Donnerstag: Die Zeitung berichtet über eine Radfahrerin, die mit dem Fahrrad eine rote Ampel missachtete und deshalb hundert Euro zahlen musste. Das findet sie empörend, denn: „Meist fühle ich mich natürlich als ‚Klimaretter’ im Recht und lege bei mir nicht einsichtigen Verkehrsregeln das ein oder andere Mal diese zu meinen Gunsten aus.“ Damit verkörpert die Dame eine Haltung, die in unserer Gesellschaft zunehmend um sich greift, sei es bei der Einhaltung der zulässigen Höchstgeschwindigkeit im Straßenverkehr oder Corona-Abstandsregeln. Viele legen ihnen nicht einsichtige Regeln zu ihren Gunsten aus, auch ich betrachte manche Fußgängerampel eher als unverbindlichen Vorschlag. Werte Frau W, wenn Sie der Meinung sind, sich nicht an Regeln halten zu müssen, dann akzeptieren Sie bitte mögliche Konsequenzen, anstatt Zeitungsleser mit ihrem Egoismus zu belästigen.

Nach sonnigem Fußmarsch am Morgen …

… tobte mittags Tief „Christian“ mit Sturm und Regen durch die Stadt, beruhigte sich im Laufe des Tages jedoch wieder. Erst am Abend brauste es wieder etwas auf, wenn auch nur im häuslichen Rahmen.

Ansonsten lernte ich heute das mir neue Wort „pejorativ“ kennen, laut Duden bedeutet es „abwertend, eine negative Bedeutung besitzend“. So wie für manche Menschen Verkehrs,- Ab- und Anstandsregeln.
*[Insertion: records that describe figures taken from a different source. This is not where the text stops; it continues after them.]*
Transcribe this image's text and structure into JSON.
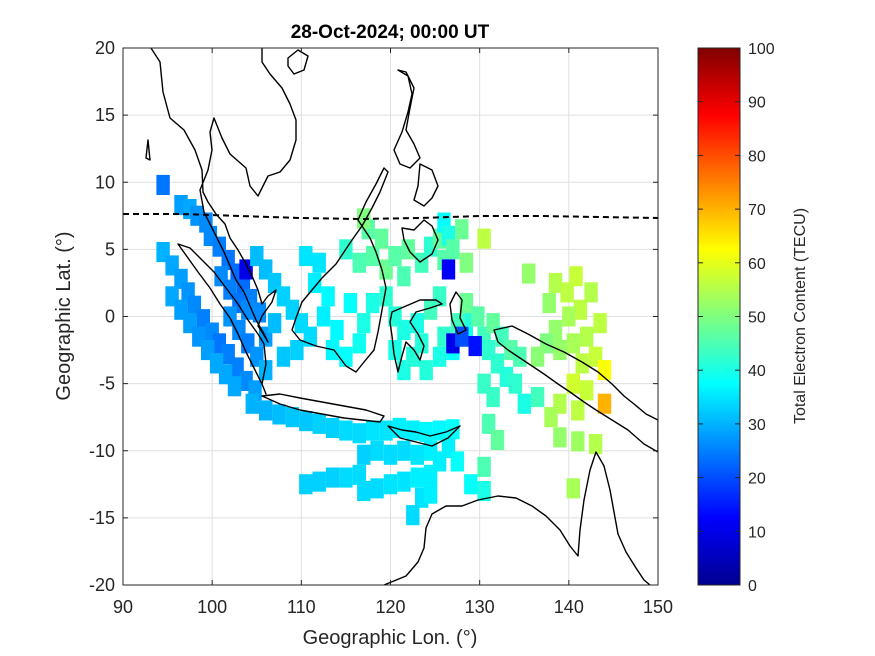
{
  "chart_data": {
    "type": "heatmap",
    "title": "28-Oct-2024; 00:00 UT",
    "xlabel": "Geographic Lon. (°)",
    "ylabel": "Geographic Lat. (°)",
    "xlim": [
      90,
      150
    ],
    "ylim": [
      -20,
      20
    ],
    "xticks": [
      "90",
      "100",
      "110",
      "120",
      "130",
      "140",
      "150"
    ],
    "yticks": [
      "20",
      "15",
      "10",
      "5",
      "0",
      "-5",
      "-10",
      "-15",
      "-20"
    ],
    "grid": true,
    "colorbar": {
      "label": "Total Electron Content (TECU)",
      "range": [
        0,
        100
      ],
      "ticks": [
        "100",
        "90",
        "80",
        "70",
        "60",
        "50",
        "40",
        "30",
        "20",
        "10",
        "0"
      ],
      "colormap": "jet"
    },
    "cell_size_deg": [
      1.5,
      1.5
    ],
    "cells": [
      [
        94.5,
        9.8,
        24
      ],
      [
        96.5,
        8.3,
        28
      ],
      [
        97.5,
        8.0,
        29
      ],
      [
        98.3,
        7.5,
        27
      ],
      [
        99.3,
        7.0,
        26
      ],
      [
        99.8,
        6.0,
        26
      ],
      [
        100.8,
        5.2,
        25
      ],
      [
        101.8,
        4.2,
        24
      ],
      [
        102.8,
        3.2,
        23
      ],
      [
        103.5,
        2.3,
        23
      ],
      [
        103.8,
        3.5,
        10
      ],
      [
        104.3,
        1.3,
        25
      ],
      [
        105.3,
        0.3,
        26
      ],
      [
        94.5,
        4.8,
        30
      ],
      [
        95.5,
        3.8,
        29
      ],
      [
        96.5,
        2.8,
        28
      ],
      [
        97.3,
        1.8,
        27
      ],
      [
        98.0,
        0.8,
        26
      ],
      [
        99.0,
        -0.2,
        25
      ],
      [
        100.0,
        -1.2,
        26
      ],
      [
        100.8,
        -2.0,
        24
      ],
      [
        101.8,
        -2.8,
        25
      ],
      [
        102.8,
        -3.8,
        25
      ],
      [
        103.8,
        -4.8,
        26
      ],
      [
        104.8,
        -5.5,
        28
      ],
      [
        95.5,
        1.5,
        29
      ],
      [
        96.5,
        0.5,
        28
      ],
      [
        97.5,
        -0.5,
        28
      ],
      [
        98.5,
        -1.5,
        27
      ],
      [
        99.5,
        -2.5,
        28
      ],
      [
        100.5,
        -3.5,
        29
      ],
      [
        101.5,
        -4.3,
        29
      ],
      [
        102.5,
        -5.2,
        29
      ],
      [
        101.0,
        3.0,
        26
      ],
      [
        102.0,
        2.0,
        25
      ],
      [
        103.0,
        1.0,
        24
      ],
      [
        102.0,
        0.0,
        27
      ],
      [
        103.0,
        -1.0,
        26
      ],
      [
        104.0,
        -2.0,
        25
      ],
      [
        105.0,
        -3.0,
        27
      ],
      [
        106.0,
        -4.0,
        30
      ],
      [
        104.0,
        0.5,
        26
      ],
      [
        106.0,
        -1.5,
        28
      ],
      [
        107.0,
        -0.5,
        31
      ],
      [
        105.0,
        4.5,
        31
      ],
      [
        106.0,
        3.5,
        31
      ],
      [
        107.0,
        2.5,
        32
      ],
      [
        108.0,
        1.5,
        33
      ],
      [
        109.0,
        0.5,
        33
      ],
      [
        110.0,
        -0.5,
        34
      ],
      [
        111.0,
        -1.5,
        34
      ],
      [
        109.5,
        -2.5,
        33
      ],
      [
        108.0,
        -3.0,
        32
      ],
      [
        110.5,
        4.5,
        35
      ],
      [
        112.0,
        4.0,
        35
      ],
      [
        111.5,
        2.5,
        36
      ],
      [
        113.0,
        1.5,
        37
      ],
      [
        112.5,
        0.0,
        36
      ],
      [
        114.0,
        -1.0,
        37
      ],
      [
        113.5,
        -2.5,
        37
      ],
      [
        115.0,
        -3.0,
        38
      ],
      [
        116.5,
        -2.0,
        39
      ],
      [
        117.0,
        -0.5,
        40
      ],
      [
        118.0,
        1.0,
        40
      ],
      [
        115.5,
        1.0,
        38
      ],
      [
        115.0,
        5.0,
        42
      ],
      [
        116.5,
        4.0,
        45
      ],
      [
        118.0,
        4.5,
        46
      ],
      [
        119.5,
        3.5,
        48
      ],
      [
        117.5,
        6.5,
        46
      ],
      [
        117.0,
        7.3,
        50
      ],
      [
        119.0,
        5.8,
        47
      ],
      [
        120.5,
        4.5,
        46
      ],
      [
        122.0,
        5.0,
        47
      ],
      [
        121.5,
        3.0,
        45
      ],
      [
        123.5,
        4.0,
        44
      ],
      [
        124.5,
        5.2,
        42
      ],
      [
        125.5,
        5.8,
        47
      ],
      [
        126.0,
        4.2,
        46
      ],
      [
        119.5,
        1.5,
        42
      ],
      [
        120.5,
        0.0,
        41
      ],
      [
        121.5,
        -1.0,
        40
      ],
      [
        120.5,
        -2.5,
        40
      ],
      [
        121.5,
        -4.0,
        40
      ],
      [
        122.5,
        -3.0,
        41
      ],
      [
        123.5,
        -2.0,
        41
      ],
      [
        123.0,
        -0.5,
        40
      ],
      [
        124.5,
        0.5,
        44
      ],
      [
        125.5,
        1.5,
        43
      ],
      [
        124.0,
        -4.0,
        41
      ],
      [
        125.5,
        -3.0,
        40
      ],
      [
        126.0,
        -1.5,
        42
      ],
      [
        127.0,
        -2.5,
        38
      ],
      [
        127.5,
        -0.5,
        44
      ],
      [
        128.5,
        -1.5,
        39
      ],
      [
        129.0,
        0.0,
        41
      ],
      [
        126.0,
        7.0,
        38
      ],
      [
        126.5,
        6.0,
        40
      ],
      [
        127.0,
        5.0,
        46
      ],
      [
        126.5,
        3.5,
        12
      ],
      [
        128.0,
        6.5,
        48
      ],
      [
        128.5,
        4.0,
        50
      ],
      [
        130.5,
        5.8,
        56
      ],
      [
        128.5,
        1.0,
        48
      ],
      [
        129.8,
        0.0,
        46
      ],
      [
        130.5,
        -1.5,
        44
      ],
      [
        131.5,
        -0.5,
        47
      ],
      [
        131.0,
        -2.5,
        42
      ],
      [
        132.5,
        -1.5,
        44
      ],
      [
        132.0,
        -3.5,
        42
      ],
      [
        133.5,
        -2.5,
        46
      ],
      [
        133.0,
        -4.5,
        41
      ],
      [
        134.5,
        -3.0,
        45
      ],
      [
        134.0,
        -5.0,
        42
      ],
      [
        135.0,
        -6.5,
        40
      ],
      [
        136.5,
        -6.0,
        44
      ],
      [
        130.5,
        -5.0,
        43
      ],
      [
        131.5,
        -6.0,
        43
      ],
      [
        127.0,
        -2.0,
        10
      ],
      [
        129.5,
        -2.2,
        14
      ],
      [
        128.0,
        -1.5,
        20
      ],
      [
        135.5,
        3.2,
        52
      ],
      [
        137.8,
        1.0,
        52
      ],
      [
        138.5,
        2.5,
        55
      ],
      [
        139.8,
        1.8,
        56
      ],
      [
        140.8,
        3.0,
        57
      ],
      [
        141.3,
        0.5,
        56
      ],
      [
        142.5,
        1.8,
        55
      ],
      [
        140.0,
        0.0,
        54
      ],
      [
        138.5,
        -1.0,
        52
      ],
      [
        137.5,
        -2.0,
        50
      ],
      [
        139.0,
        -2.5,
        52
      ],
      [
        140.5,
        -2.0,
        54
      ],
      [
        142.0,
        -1.5,
        55
      ],
      [
        143.5,
        -0.5,
        56
      ],
      [
        143.0,
        -3.0,
        57
      ],
      [
        144.0,
        -4.0,
        62
      ],
      [
        141.5,
        -3.5,
        56
      ],
      [
        140.5,
        -5.0,
        58
      ],
      [
        142.0,
        -5.5,
        57
      ],
      [
        141.0,
        -7.0,
        56
      ],
      [
        139.0,
        -6.5,
        55
      ],
      [
        138.0,
        -7.5,
        54
      ],
      [
        139.0,
        -9.0,
        52
      ],
      [
        136.5,
        -3.0,
        51
      ],
      [
        144.0,
        -6.5,
        70
      ],
      [
        141.0,
        -9.3,
        53
      ],
      [
        143.0,
        -9.5,
        55
      ],
      [
        131.0,
        -8.0,
        45
      ],
      [
        132.0,
        -9.2,
        47
      ],
      [
        130.5,
        -11.2,
        45
      ],
      [
        140.5,
        -12.8,
        54
      ],
      [
        129.0,
        -12.5,
        38
      ],
      [
        130.5,
        -13.0,
        40
      ],
      [
        104.5,
        -6.5,
        30
      ],
      [
        106.0,
        -7.0,
        30
      ],
      [
        107.5,
        -7.3,
        31
      ],
      [
        109.0,
        -7.5,
        32
      ],
      [
        110.5,
        -7.8,
        32
      ],
      [
        112.0,
        -8.0,
        33
      ],
      [
        113.5,
        -8.3,
        33
      ],
      [
        115.0,
        -8.5,
        34
      ],
      [
        116.5,
        -8.7,
        34
      ],
      [
        118.0,
        -8.5,
        35
      ],
      [
        119.5,
        -8.5,
        35
      ],
      [
        121.0,
        -8.3,
        36
      ],
      [
        122.5,
        -8.5,
        36
      ],
      [
        124.0,
        -8.6,
        37
      ],
      [
        125.5,
        -8.5,
        37
      ],
      [
        127.0,
        -8.4,
        38
      ],
      [
        126.5,
        -9.8,
        36
      ],
      [
        124.5,
        -10.0,
        36
      ],
      [
        123.0,
        -10.3,
        35
      ],
      [
        121.5,
        -10.0,
        34
      ],
      [
        120.0,
        -10.3,
        34
      ],
      [
        118.5,
        -10.0,
        34
      ],
      [
        117.0,
        -10.3,
        33
      ],
      [
        110.5,
        -12.5,
        33
      ],
      [
        112.0,
        -12.3,
        33
      ],
      [
        113.5,
        -12.0,
        33
      ],
      [
        115.0,
        -12.0,
        34
      ],
      [
        116.5,
        -11.8,
        34
      ],
      [
        117.0,
        -13.0,
        34
      ],
      [
        118.5,
        -12.8,
        34
      ],
      [
        120.0,
        -12.5,
        35
      ],
      [
        121.5,
        -12.3,
        35
      ],
      [
        123.0,
        -12.0,
        36
      ],
      [
        124.5,
        -11.8,
        36
      ],
      [
        125.5,
        -10.8,
        36
      ],
      [
        123.5,
        -13.5,
        35
      ],
      [
        122.5,
        -14.8,
        34
      ],
      [
        124.5,
        -13.2,
        36
      ],
      [
        127.5,
        -10.8,
        38
      ]
    ],
    "annotations": [
      "dashed magnetic dip equator near 7.5°N"
    ]
  }
}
Freitag: Stell dir vor, es ist Ende April und wir verlassen das Haus morgens immer noch mit Schal und Handschuhen. (Bitte dies ausdrücklich nicht als Zweifel an der Klimaerwärmung verstehen.)

Samstag: Der Mai ist gekommen. Erstmals steht auch bei uns im Hof ein Maibaum, sofern man dieses dürre, frühzeitig herzlos aus dem jungen Leben gesägte Birkenkind mit zwei farbigen Krepppapierbändern als „Baum“ bezeichnen möchte. Herzlos ist hier wörtlich zu nehmen – da das sonst bei Maibäumen übliche rote Sperrholzherz mit Namenszug fehlt, bleibt offen, wer die oder der Angebetete ist und wer den Baum aufstellte. Gleichsam das amouröse Pendant zum Grabstein des unbekannten Soldaten, der auf fast jedem Friedhof zu finden ist.
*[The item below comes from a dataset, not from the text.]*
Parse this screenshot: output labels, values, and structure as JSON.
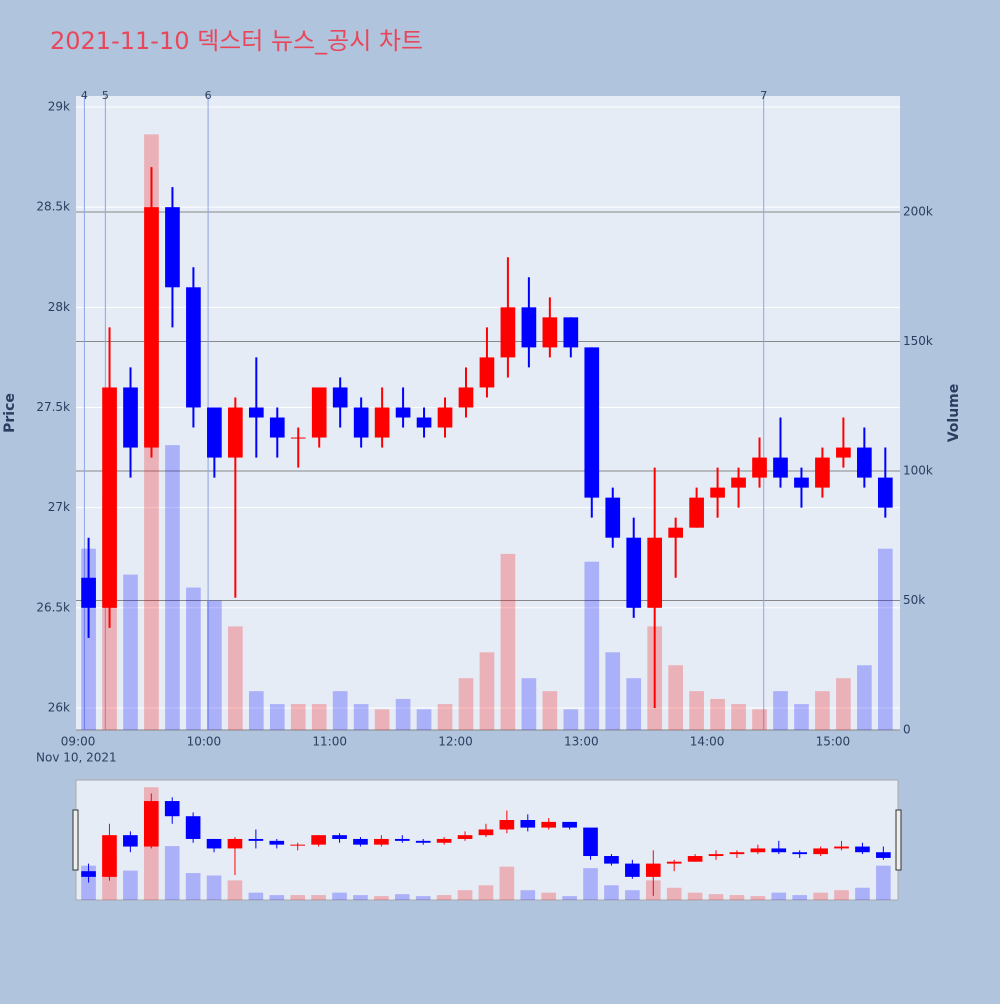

Sonntag: Der Spaziergang führte entlang eines größeren, bei Hundehaltern beliebten Areals im Bonner Norden, wo sie heute wieder in größerer Anzahl anzutreffen waren, Hunde wie Halter. Auch wenn mir das egal sein kann und ich in keiner Weise belästigt wurde – solange ich in dieser Welt wandele, also womöglich noch ein paar Jahre, wird sie und mich ein tiefer Graben gegenseitigen Unverständnisses trennen, da bin ich mir ziemlich sicher.